Le spese di impianto del sistema informativo pubblico sono state già sostenute, da tempo: ad esse si è fatto fronte con denaro della collettività, dei contribuenti, nostro.  
Altro discorso per la gestione, che comprende sia gli aggiornamenti di macchinari e programmi, sia il trattamento dei dati e la loro elaborazione o disponibilità.  
Che tale attività abbia un costo è innegabile, ma a mio giudizio è altrettanto innegabile il fatto che al Cittadino vengano richiesti “balzelli” sempre più esosi, non più rapportabili al costo reale del servizio prestato o richiesto.  
Costo reale e non valore: lo Stato non fa commercio.  

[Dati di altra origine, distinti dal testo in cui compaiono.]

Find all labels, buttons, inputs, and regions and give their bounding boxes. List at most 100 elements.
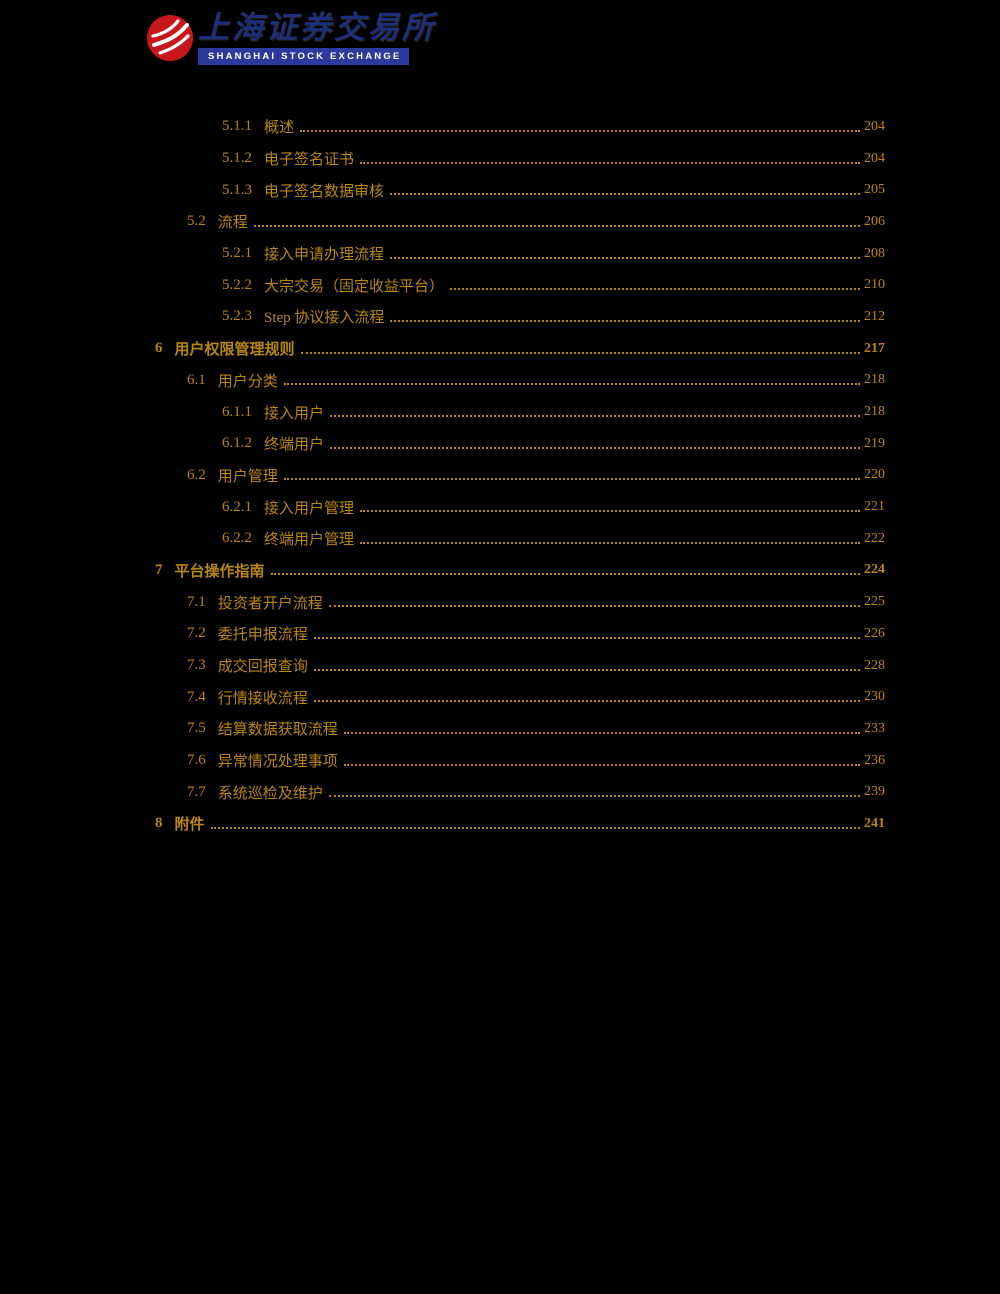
toc-entry: 6.1 用户分类 218 <box>155 365 885 397</box>
dot-leader <box>390 193 860 196</box>
toc-entry: 6.1.1 接入用户 218 <box>155 396 885 428</box>
toc-entry-number: 7 <box>155 561 163 578</box>
toc-entry-number: 5.1.3 <box>222 181 252 198</box>
dot-leader <box>283 478 860 481</box>
toc-entry-page: 230 <box>864 689 885 705</box>
dot-leader <box>300 351 860 354</box>
toc-entry-title: 投资者开户流程 <box>217 595 323 612</box>
toc-entry-title: 异常情况处理事项 <box>217 754 338 771</box>
toc-entry-page: 221 <box>864 499 885 515</box>
toc-entry-page: 212 <box>864 308 885 324</box>
toc-entry-number: 5.2.1 <box>222 245 252 262</box>
toc-entry-page: 210 <box>864 277 885 293</box>
toc-entry-title: 用户分类 <box>217 373 278 390</box>
toc-entry: 7.3 成交回报查询 228 <box>155 650 885 682</box>
toc-entry-number: 6.2.2 <box>222 530 252 547</box>
toc-entry-title: 电子签名数据审核 <box>264 183 385 200</box>
toc-entry: 7.2 委托申报流程 226 <box>155 618 885 650</box>
logo-english-banner: SHANGHAI STOCK EXCHANGE <box>198 48 410 65</box>
toc-entry: 5.1.3 电子签名数据审核 205 <box>155 174 885 206</box>
dot-leader <box>328 605 860 608</box>
dot-leader <box>253 224 860 227</box>
toc-entry-page: 204 <box>864 150 885 166</box>
toc-entry-number: 7.3 <box>187 657 206 674</box>
toc-entry-page: 224 <box>864 562 885 578</box>
toc-entry-title: 用户权限管理规则 <box>174 342 295 359</box>
toc-entry-page: 225 <box>864 594 885 610</box>
toc-entry: 7.7 系统巡检及维护 239 <box>155 776 885 808</box>
toc-entry-page: 226 <box>864 625 885 641</box>
toc-entry-number: 6.2.1 <box>222 498 252 515</box>
dot-leader <box>330 415 860 418</box>
toc-entry-page: 219 <box>864 435 885 451</box>
toc-entry: 6.2 用户管理 220 <box>155 460 885 492</box>
toc-entry: 6.2.2 终端用户管理 222 <box>155 523 885 555</box>
dot-leader <box>328 795 860 798</box>
sse-logo-mark-icon <box>146 14 194 62</box>
toc-entry-number: 6.1 <box>187 371 206 388</box>
toc-entry-page: 208 <box>864 245 885 261</box>
dot-leader <box>450 288 860 291</box>
toc-entry-title: 接入用户 <box>264 405 325 422</box>
logo-chinese-title: 上海证券交易所 <box>198 10 436 45</box>
toc-entry-number: 7.1 <box>187 593 206 610</box>
toc-entry-page: 233 <box>864 720 885 736</box>
dot-leader <box>330 446 860 449</box>
toc-entry-title: 委托申报流程 <box>217 627 308 644</box>
toc-entry-page: 239 <box>864 784 885 800</box>
toc-entry-title: 系统巡检及维护 <box>217 785 323 802</box>
dot-leader <box>360 510 860 513</box>
toc-entry-title: 电子签名证书 <box>264 152 355 169</box>
toc-entry: 7 平台操作指南 224 <box>155 555 885 587</box>
dot-leader <box>283 383 860 386</box>
toc-entry-number: 5.1.1 <box>222 118 252 135</box>
dot-leader <box>313 668 860 671</box>
toc-entry: 7.1 投资者开户流程 225 <box>155 586 885 618</box>
toc-entry-number: 5.2.3 <box>222 308 252 325</box>
toc-entry-number: 6.1.2 <box>222 435 252 452</box>
toc-entry: 6 用户权限管理规则 217 <box>155 333 885 365</box>
toc-entry-number: 7.7 <box>187 783 206 800</box>
dot-leader <box>360 161 860 164</box>
toc-entry-page: 241 <box>864 815 885 831</box>
toc-entry: 5.1.2 电子签名证书 204 <box>155 143 885 175</box>
toc-entry: 5.2.1 接入申请办理流程 208 <box>155 238 885 270</box>
toc-entry-title: 成交回报查询 <box>217 659 308 676</box>
toc-entry-title: 概述 <box>264 120 295 137</box>
sse-logo: 上海证券交易所 SHANGHAI STOCK EXCHANGE <box>146 8 436 65</box>
toc-entry: 5.2.2 大宗交易（固定收益平台） 210 <box>155 269 885 301</box>
dot-leader <box>343 731 860 734</box>
toc-entry-page: 218 <box>864 372 885 388</box>
dot-leader <box>300 129 860 132</box>
toc-entry-title: 结算数据获取流程 <box>217 722 338 739</box>
toc-entry: 5.2 流程 206 <box>155 206 885 238</box>
toc-entry-title: 接入用户管理 <box>264 500 355 517</box>
toc-entry-number: 8 <box>155 815 163 832</box>
toc-entry-number: 5.1.2 <box>222 150 252 167</box>
dot-leader <box>343 763 860 766</box>
toc-entry-page: 205 <box>864 182 885 198</box>
toc-entry-title: 用户管理 <box>217 468 278 485</box>
toc-entry-title: 终端用户 <box>264 437 325 454</box>
toc-entry-title: 平台操作指南 <box>174 563 265 580</box>
dot-leader <box>313 700 860 703</box>
toc-entry-page: 228 <box>864 657 885 673</box>
toc-entry-title: 流程 <box>217 215 248 232</box>
toc-entry-number: 7.4 <box>187 688 206 705</box>
toc-entry-number: 5.2 <box>187 213 206 230</box>
toc-entry: 7.4 行情接收流程 230 <box>155 681 885 713</box>
toc-entry-number: 6.1.1 <box>222 403 252 420</box>
toc-entry: 6.1.2 终端用户 219 <box>155 428 885 460</box>
toc-entry-title: 接入申请办理流程 <box>264 247 385 264</box>
toc-entry-page: 204 <box>864 118 885 134</box>
toc-entry-number: 7.6 <box>187 752 206 769</box>
toc-entry-page: 217 <box>864 340 885 356</box>
toc-entry-number: 5.2.2 <box>222 276 252 293</box>
dot-leader <box>270 573 860 576</box>
toc-entry-page: 218 <box>864 404 885 420</box>
toc-entry-page: 206 <box>864 213 885 229</box>
dot-leader <box>210 826 860 829</box>
dot-leader <box>360 541 860 544</box>
toc-entry-number: 7.2 <box>187 625 206 642</box>
toc-entry-title: 行情接收流程 <box>217 690 308 707</box>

Ancora peggio l’imporre tali balzelli quando colui che richiede la consultazione dei dati è la stessa persona che tali dati ha fornito. L’attuale sistema, peraltro, (pur non essendo certamente questa l’intenzione di quanti lo hanno così concepito), genera situazioni di inaccettabile diseguaglianza, poiché collega il costo del servizio (mi riferisco in particolar modo a quello ipotecario) non tanto all’interesse garantito quanto alle soggettive vicende patrimoniali ed economiche del soggetto “ispezionato”.  
Mi spiego meglio con un esempio: le certificazioni notarili ex L. 302/98 (esecuzioni immobiliari). Nella mia personale esperienza, e fermo restando l’ammontare del credito esecutato, non mi è mai capitato di sostenere i medesimi costi di visura per procedure tra loro similari: tali costi (che un criterio di equità vorrebbe eguali per vertenze di valore eguale) sono stati sempre differenti per ciascuna relazione, da poche decine di migliaia di lire fino a diversi milioni, sempre in rapporto alle vicende patrimoniali dell’esecutato. A mio giudizio ciò è immorale.  
A tali costi si aggiungano poi quelli che lo Stato sostiene per la loro esazione (in termini di personale, gestione contabilità, rischio-denaro, software, sistemi di account, etc.), ben spesso uguali o addirittura superiori all’ammontare dei ricavi. Basti a tal fine ragionare sui dati forniti dal Ministero delle Finanze per l’anno 1998: in tutto l’anno il sistema di visure catastali on-line ha fruttato ricavi per appena 3,5 miliardi di lire…Ma non è dato sapere quanto si è speso per incassare tale folle cifra! Ridicolo.    

D: Mi viene un dubbio: allora lo Stato è un altro? Non sono io?  

R: scusi ma la domanda era partita da me.